Today’s crowded news cycle included the death of former Georgia governor and senator Zell Miller. Because many people from outside his native state have a limited view of his career, which I observed from up close, I wrote an assessment for New York:
Most news consumers remember Zell Miller, if they remember him at all, for his abrasive attacks on John Kerry — the presidential nominee of the party to which Miller had belonged for his entire, long life — at the 2004 Republican National Convention. Older folk may remember his keynote address at the 1992 Democratic Convention that nominated his close friend Bill Clinton.
People in his home state of Georgia are probably aware of additional aspects of Miller’s career, including his many years in elected office (he was lieutenant governor from 1975 until 1991, and governor from 1991 to 1999, before an appointed stint in the Senate from 2000 until 2005). They also know about his legacy initiative, the much-praised and imitated lottery-supported HOPE Scholarship program, which made college affordable for many hundreds of thousands of young Georgians while boosting academic standards at the state’s public colleges and universities by getting talented kids to stay in-state.

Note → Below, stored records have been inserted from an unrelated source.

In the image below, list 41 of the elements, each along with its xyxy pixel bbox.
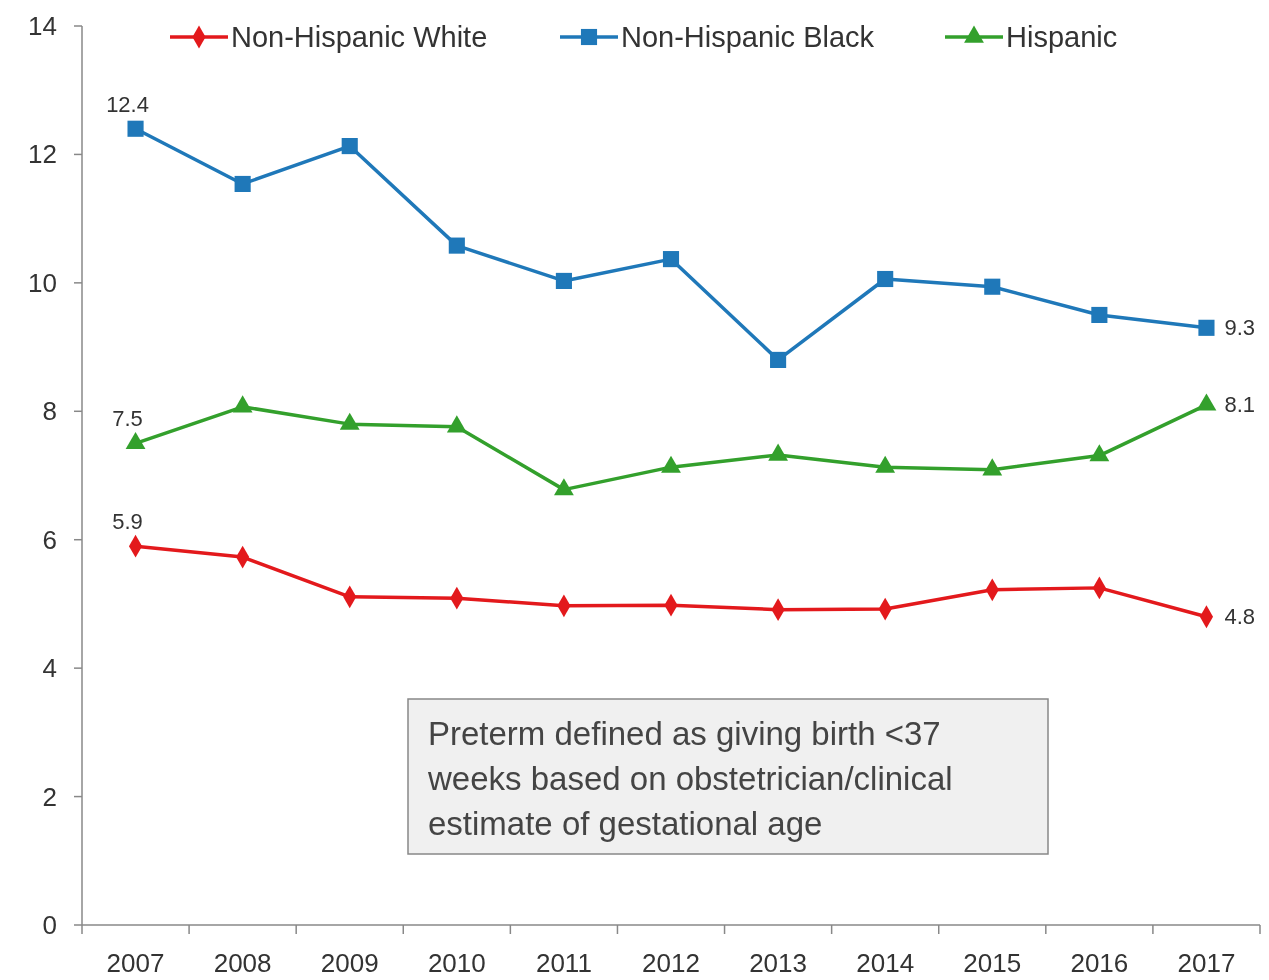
y-tick-label: 8 [42,396,57,427]
x-tick-label: 2010 [427,948,486,978]
data-label: 12.4 [106,91,149,117]
x-tick-label: 2009 [320,948,379,978]
x-tick-label: 2017 [1177,948,1236,978]
y-tick-label: 10 [28,267,57,298]
note-box: Preterm defined as giving birth <37 weeks based on obstetrician/clinical estimate of gestational age [407,698,1049,855]
x-tick-label: 2015 [963,948,1022,978]
data-label: 4.8 [1224,603,1256,629]
y-tick-label: 14 [28,11,57,41]
point [448,237,465,254]
x-tick-label: 2014 [856,948,915,978]
y-tick-label: 6 [42,524,57,555]
x-tick-label: 2011 [535,948,592,978]
data-label: 9.3 [1224,314,1256,340]
data-label: 7.5 [112,406,143,432]
x-tick-label: 2016 [1070,948,1129,978]
point [1091,306,1108,324]
x-tick-label: 2008 [213,948,272,978]
x-tick-label: 2007 [106,948,165,978]
point [127,120,144,137]
point [662,251,680,268]
legend-label: Hispanic [1006,21,1118,53]
annotation: Preterm defined as giving birth <37 weeks based on obstetrician/clinical estimate of gestational age [427,715,953,842]
data-label: 8.1 [1224,391,1256,417]
point [770,351,787,368]
point [984,278,1001,295]
legend-label: Non-Hispanic White [231,21,488,53]
point [877,270,894,288]
y-tick-label: 0 [42,910,57,940]
point [1198,319,1215,336]
data-label: 5.9 [112,509,143,535]
point [234,175,251,193]
x-tick-label: 2012 [642,948,700,978]
y-tick-label: 2 [42,781,57,812]
x-tick-label: 2013 [749,948,808,978]
point [341,138,358,155]
y-tick-label: 12 [28,139,57,170]
y-tick-label: 4 [42,653,57,684]
point [555,272,572,289]
legend-label: Non-Hispanic Black [621,21,875,53]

The length of Miller’s time in the public spotlight, and the wildly varying directions it took him, have often been encapsulated by the nickname he acquired from critics early on: “Zig-Zag Zell.” And the taunt goes back a lot further than his bookend Democratic and Republican convention addresses. Early on Miller ran twice for Congress in his native North Georgia mountains as an opponent of civil-rights legislation (a posture for which he later apologized), and then served as chief of staff for the state’s infamous segregationist governor Lester Maddox. But by 1974, Miller had managed to reframe himself as a relatively progressive Democrat in running for lieutenant governor, and by 1980 was most definitely the “liberal” candidate challenging the old reformed segregationist Herman Talmadge (losing in a Democratic runoff).
Elected governor in 1990 by running to the left of former ambassador and Atlanta mayor Andrew Young and future governor Roy Barnes, Miller had a reasonably progressive record centered on HOPE and unprecedented appointments of women and minorities to executive and judicial offices. After his association with Clinton very nearly earned him defeat in 1994 (his Republican opponent ran hundreds of ads featuring Miller’s Democratic Convention speech, particularly the line, delivered in Zell’s mountain twang: “BILL CLINTON FEELS YORE PAIN”), he lost his zest for national Democratic politics. He was settling into multiple university teaching gigs and political retirement until he shocked most people he knew by accepting a Senate appointment when Paul Coverdell died in 2000.
No one was more shocked than I was, as his former (from 1992 through 1994) federal-state relations director, who had accompanied him to Washington often enough to understand his intense antipathy to the city and its culture. It surprised me less when he hated the Senate, and began lashing out at his Senate Democratic colleagues and the party to which he nominally owed allegiance. In 2003, he published a strange memoir (titled, for maximum book sales to conservatives, A National Party No More: The Conscience of a Conservative Democrat), which enveloped a proud account of his own progressive record in brief but quote-worthy attacks on Democrats. Soon afterwards, he completed his apostasy with his RNC speech embracing George W. Bush and savaging his former colleague John Kerry.
For a while there, Miller was like fellow arch-Appalachian Andrew Johnson reincarnated, turning on former friends and embracing former enemies with equal passion. It seemed there was no GOP candidate he wasn’t willing to support, the nadir probably being his establishment of a group called Democrats for Santorum, just as the right-wing senator was going down the tubes in the 2006 elections in Pennsylvania.
But in the last few years, as his health declined and he became more distant from politics, the fiery mountaineer seemed to mellow. He mended fences with old Democratic friends and advisers James Carville and Paul Begala (whom he first introduced to Bill Clinton). And in his last major political endorsement, in 2014, he supported Democrat Michelle Nunn’s Senate campaign.
You can think of that as a final “zig-zag,” or as a bit of a homecoming. I personally think it reflected a complicated and conflicted man who often regretted his own political impulses, and had more of a sense of humor about it all than most people realized.
I had some evidence for that suspicion. Back when it appeared, I wrote a review of A National Party No More that basically suggested Miller had lost his bearings after going to the Senate. The title was “Zell Bent.” A few months later a friend who had visited his Senate office brought me a handwritten note from my former boss (who was normally proper but not affectionate towards staff) that read: “Your review was fair and honest, and I remain your friend and admirer.” And he signed it “Zell Bent.”
He was one of a kind, and should be remembered for more than his zig-zags.